Mark. Op sabbat namen ze de voorgeschreven rust in acht.Door deze website verder te gebruiken ga je akkoord met plaatsing en gebruik van cookies door het NBG en derden conform onze Ze zeiden: ‘Als u de messias bent, zeg het ons dan.’ Maar Jezus antwoordde: ‘Als ik het u zeg, gelooft u mij toch niet. Jezus zei tegen hen: ‘Vorsten oefenen heerschappij uit over de aan hen onderworpen volken, en wie macht heeft laat zich weldoener noemen. Ik heb niets gevonden waarvoor hij de doodstraf verdient. Want er zal ontzaglijk veel leed zijn in het land, en een zwaar vonnis zal de bevolking treffen. Toen hij daar was aangekomen, zei hij tegen hen: ‘Bid dat jullie niet in beproeving komen.’ En hij liep bij hen weg, tot ongeveer een steenworp ver, en knielde daarna neer om te bidden. De duisternis hield drie uur aan. Dus zal ik hem vrijlaten, nadat ik hem heb laten geselen.’ Maar ze bleven luidkeels eisen dat hij gekruisigd zou worden, en met hun geschreeuw wonnen ze het pleit: Hij liet de man gaan die wegens oproer en moord gevangen was gezet en om wiens vrijlating ze hadden gevraagd, en leverde Jezus uit aan hun willekeur.Toen Jezus werd weggeleid, hielden de soldaten een zekere Simon van Cyrene aan, die net de stad binnenkwam.

Maar dan zullen ze op een wolk de Mensenzoon zien komen, bekleed met macht en grote luister.
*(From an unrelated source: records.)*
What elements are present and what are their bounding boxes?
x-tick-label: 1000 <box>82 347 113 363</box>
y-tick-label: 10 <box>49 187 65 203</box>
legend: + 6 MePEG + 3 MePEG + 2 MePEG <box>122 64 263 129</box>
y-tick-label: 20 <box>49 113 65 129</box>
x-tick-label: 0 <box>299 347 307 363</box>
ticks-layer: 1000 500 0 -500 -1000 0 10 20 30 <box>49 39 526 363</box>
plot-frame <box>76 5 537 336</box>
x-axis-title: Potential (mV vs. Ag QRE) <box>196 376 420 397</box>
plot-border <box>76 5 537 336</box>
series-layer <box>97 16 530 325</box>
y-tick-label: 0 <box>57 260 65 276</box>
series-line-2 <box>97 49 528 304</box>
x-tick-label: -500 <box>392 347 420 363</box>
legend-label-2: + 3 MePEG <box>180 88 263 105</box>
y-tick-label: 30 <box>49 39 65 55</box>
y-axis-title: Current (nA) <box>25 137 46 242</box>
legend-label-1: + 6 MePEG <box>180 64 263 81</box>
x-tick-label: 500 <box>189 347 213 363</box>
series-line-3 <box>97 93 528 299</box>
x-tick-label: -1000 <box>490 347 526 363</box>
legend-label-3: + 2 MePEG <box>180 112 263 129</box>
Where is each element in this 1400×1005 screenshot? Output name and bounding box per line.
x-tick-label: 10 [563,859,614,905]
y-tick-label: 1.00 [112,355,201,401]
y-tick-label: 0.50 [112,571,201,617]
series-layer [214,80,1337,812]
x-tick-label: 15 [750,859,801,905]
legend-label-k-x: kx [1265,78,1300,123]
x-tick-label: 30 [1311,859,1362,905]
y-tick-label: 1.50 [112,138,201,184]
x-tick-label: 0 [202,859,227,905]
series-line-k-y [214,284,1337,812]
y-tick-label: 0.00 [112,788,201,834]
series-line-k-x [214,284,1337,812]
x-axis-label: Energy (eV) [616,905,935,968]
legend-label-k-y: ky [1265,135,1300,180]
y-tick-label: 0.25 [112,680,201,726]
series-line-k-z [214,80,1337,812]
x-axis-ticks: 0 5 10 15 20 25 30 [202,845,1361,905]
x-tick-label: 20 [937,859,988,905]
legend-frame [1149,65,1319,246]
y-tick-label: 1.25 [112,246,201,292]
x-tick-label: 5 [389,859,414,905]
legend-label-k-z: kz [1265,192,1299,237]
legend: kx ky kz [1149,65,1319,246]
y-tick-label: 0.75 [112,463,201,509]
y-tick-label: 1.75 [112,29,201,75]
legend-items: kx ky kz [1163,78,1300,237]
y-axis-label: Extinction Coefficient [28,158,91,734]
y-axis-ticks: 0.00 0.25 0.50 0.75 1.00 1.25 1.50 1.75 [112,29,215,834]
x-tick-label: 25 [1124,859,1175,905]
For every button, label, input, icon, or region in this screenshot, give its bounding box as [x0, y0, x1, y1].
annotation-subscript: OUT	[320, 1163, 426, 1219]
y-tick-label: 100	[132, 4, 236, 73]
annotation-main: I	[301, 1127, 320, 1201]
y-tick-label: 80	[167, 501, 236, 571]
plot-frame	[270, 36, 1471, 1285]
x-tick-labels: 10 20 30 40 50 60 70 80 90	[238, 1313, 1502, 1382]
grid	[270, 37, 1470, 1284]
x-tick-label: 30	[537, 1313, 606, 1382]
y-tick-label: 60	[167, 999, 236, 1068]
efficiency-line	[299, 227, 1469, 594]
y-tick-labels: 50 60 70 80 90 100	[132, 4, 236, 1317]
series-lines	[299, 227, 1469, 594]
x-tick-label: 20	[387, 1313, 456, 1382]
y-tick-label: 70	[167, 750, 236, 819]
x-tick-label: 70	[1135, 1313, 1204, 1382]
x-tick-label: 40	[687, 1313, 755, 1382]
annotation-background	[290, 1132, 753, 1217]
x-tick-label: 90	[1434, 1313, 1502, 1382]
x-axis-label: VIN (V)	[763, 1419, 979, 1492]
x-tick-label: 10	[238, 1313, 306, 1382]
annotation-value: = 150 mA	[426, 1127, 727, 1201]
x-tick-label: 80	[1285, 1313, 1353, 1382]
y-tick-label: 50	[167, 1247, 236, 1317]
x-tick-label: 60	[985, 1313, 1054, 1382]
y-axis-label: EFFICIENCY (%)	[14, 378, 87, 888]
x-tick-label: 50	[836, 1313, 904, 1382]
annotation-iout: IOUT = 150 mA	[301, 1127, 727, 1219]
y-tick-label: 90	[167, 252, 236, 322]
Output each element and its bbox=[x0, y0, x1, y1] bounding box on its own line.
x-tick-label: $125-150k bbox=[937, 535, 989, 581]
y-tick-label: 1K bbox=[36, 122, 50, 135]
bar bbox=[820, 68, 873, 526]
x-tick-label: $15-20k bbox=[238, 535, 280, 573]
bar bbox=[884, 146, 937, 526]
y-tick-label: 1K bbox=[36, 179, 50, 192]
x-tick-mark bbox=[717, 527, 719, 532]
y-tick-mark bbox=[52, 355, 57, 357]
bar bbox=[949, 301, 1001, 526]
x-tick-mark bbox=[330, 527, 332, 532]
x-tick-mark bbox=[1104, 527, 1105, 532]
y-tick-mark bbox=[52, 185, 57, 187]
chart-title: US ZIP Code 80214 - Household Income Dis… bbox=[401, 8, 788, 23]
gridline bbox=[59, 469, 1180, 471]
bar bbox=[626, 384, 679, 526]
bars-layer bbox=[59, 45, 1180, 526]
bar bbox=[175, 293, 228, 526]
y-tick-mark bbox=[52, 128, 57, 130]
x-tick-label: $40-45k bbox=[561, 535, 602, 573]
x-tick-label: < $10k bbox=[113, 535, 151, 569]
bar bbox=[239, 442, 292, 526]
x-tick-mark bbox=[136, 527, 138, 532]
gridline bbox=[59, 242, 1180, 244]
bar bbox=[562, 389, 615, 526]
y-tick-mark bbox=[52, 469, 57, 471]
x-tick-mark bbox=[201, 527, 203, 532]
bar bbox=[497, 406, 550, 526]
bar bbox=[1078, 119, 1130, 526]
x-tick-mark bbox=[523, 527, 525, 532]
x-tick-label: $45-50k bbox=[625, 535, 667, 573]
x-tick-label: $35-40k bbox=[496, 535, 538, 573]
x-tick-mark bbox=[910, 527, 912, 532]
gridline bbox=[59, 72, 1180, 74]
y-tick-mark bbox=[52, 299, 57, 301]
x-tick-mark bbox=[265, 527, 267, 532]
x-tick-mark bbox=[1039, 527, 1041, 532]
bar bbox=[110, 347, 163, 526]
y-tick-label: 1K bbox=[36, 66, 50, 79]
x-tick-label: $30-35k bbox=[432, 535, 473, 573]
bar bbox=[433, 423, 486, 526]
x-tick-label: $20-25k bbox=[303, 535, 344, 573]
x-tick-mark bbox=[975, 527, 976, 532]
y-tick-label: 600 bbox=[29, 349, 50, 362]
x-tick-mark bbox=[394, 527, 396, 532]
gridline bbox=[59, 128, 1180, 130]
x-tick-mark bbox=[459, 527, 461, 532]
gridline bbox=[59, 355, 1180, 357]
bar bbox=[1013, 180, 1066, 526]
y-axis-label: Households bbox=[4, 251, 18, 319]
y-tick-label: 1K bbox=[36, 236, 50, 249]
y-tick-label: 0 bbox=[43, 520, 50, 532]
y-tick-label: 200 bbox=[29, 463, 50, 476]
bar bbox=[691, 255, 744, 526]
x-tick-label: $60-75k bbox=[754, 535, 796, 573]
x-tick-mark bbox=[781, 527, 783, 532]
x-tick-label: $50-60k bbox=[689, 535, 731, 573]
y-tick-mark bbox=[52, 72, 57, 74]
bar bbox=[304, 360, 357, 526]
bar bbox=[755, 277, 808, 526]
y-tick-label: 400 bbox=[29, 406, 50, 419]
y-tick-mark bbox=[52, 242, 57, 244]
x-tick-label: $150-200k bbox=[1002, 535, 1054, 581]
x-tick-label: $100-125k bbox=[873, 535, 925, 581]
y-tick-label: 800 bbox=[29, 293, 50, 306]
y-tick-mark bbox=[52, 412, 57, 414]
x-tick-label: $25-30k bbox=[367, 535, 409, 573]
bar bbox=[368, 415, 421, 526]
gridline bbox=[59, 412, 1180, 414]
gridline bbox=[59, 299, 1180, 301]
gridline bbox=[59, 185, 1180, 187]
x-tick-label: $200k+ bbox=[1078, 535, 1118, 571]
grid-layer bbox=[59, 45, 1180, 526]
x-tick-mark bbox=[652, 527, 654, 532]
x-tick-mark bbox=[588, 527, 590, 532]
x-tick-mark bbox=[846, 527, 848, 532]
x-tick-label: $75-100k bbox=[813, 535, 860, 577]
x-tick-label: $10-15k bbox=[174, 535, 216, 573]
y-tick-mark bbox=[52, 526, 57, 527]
Want wie is belangrijker, degene die aanligt om te eten of degene die bedient? 21 Wie in Judea is moet dan de bergen in vluchten, wie in Jeruzalem is moet er wegtrekken, en wie op het land is moet niet naar de stad gaan, 22 21:22 Hos. Verwoesting van Jeruzalem voorzegd; begin der smarten 20 21:20-22 Luc. Volg hem naar het huis waar hij binnengaat, en zeg tegen de heer van dat huis: “De meester vraagt u: ‘Waar is het gastenvertrek waar ik met mijn leerlingen het pesachmaal kan eten?’” Hij zal jullie een grote bovenzaal wijzen die al is ingericht; maak het daar klaar.’ Ze gingen op weg, en alles gebeurde zoals hij gezegd had, en ze bereidden het pesachmaal.Toen het zover was, ging hij samen met de apostelen aanliggen voor de maaltijd. 24:26-27 Dan zullen de mensen tegen jullie zeggen: “Kijk daar!” of: “Kijk hier!” Maar doe dat niet en schenk er geen aandacht aan. 40 Toen hij daar was aangekomen, zei hij tegen hen: ‘Bid dat jullie niet in beproeving komen.’ 41 En hij liep bij hen weg, tot ongeveer een steenworp ver, en knielde daarna neer om te bidden. De leerlingen volgden hem. 22 Tegen de leerlingen zei hij: ‘Er komt een tijd dat jullie ernaar zullen verlangen een van de dagen van de Mensenzoon te zien, maar jullie zullen die dag niet meemaken.

Jezus stuurde Petrus en Johannes op pad met de woorden: ‘Ga voor ons het pesachmaal bereiden, zodat we het kunnen eten.’ Ze vroegen hem: ‘Waar wilt u dat we het bereiden?’ Hij antwoordde: ‘Let op, wanneer jullie de stad in gegaan zijn, zal jullie een man tegemoet komen die een kruik water draagt. Hij ondervroeg hem uitvoerig, maar Jezus antwoordde hem niet één keer. Hij bad: ‘Vader, als u het wilt, neem dan deze beker van mij weg. Wanneer dat alles staat te gebeuren, richt je dan op en hef je hoofd, want jullie verlossing is nabij!’Hij vertelde hun ook een gelijkenis: ‘Kijk naar de vijgenboom en al de andere bomen. Hij zei: ‘Maar wie nu een geldbuidel heeft, moet die meenemen, evenals zijn reistas, en wie er geen heeft moet zijn mantel verkopen en zich een zwaard aanschaffen. Pilatus praatte opnieuw op hen in omdat hij Jezus wilde vrijlaten. Het was de voorbereidingsdag, de sabbat was bijna aangebroken. Hij was een raadsheer, een goed en rechtvaardig mens, die de komst van het koninkrijk van God verwachtte en niet had ingestemd met het besluit en de handelwijze van de raad. Hemel en aarde zullen verdwijnen, maar mijn woorden zullen nooit verdwijnen.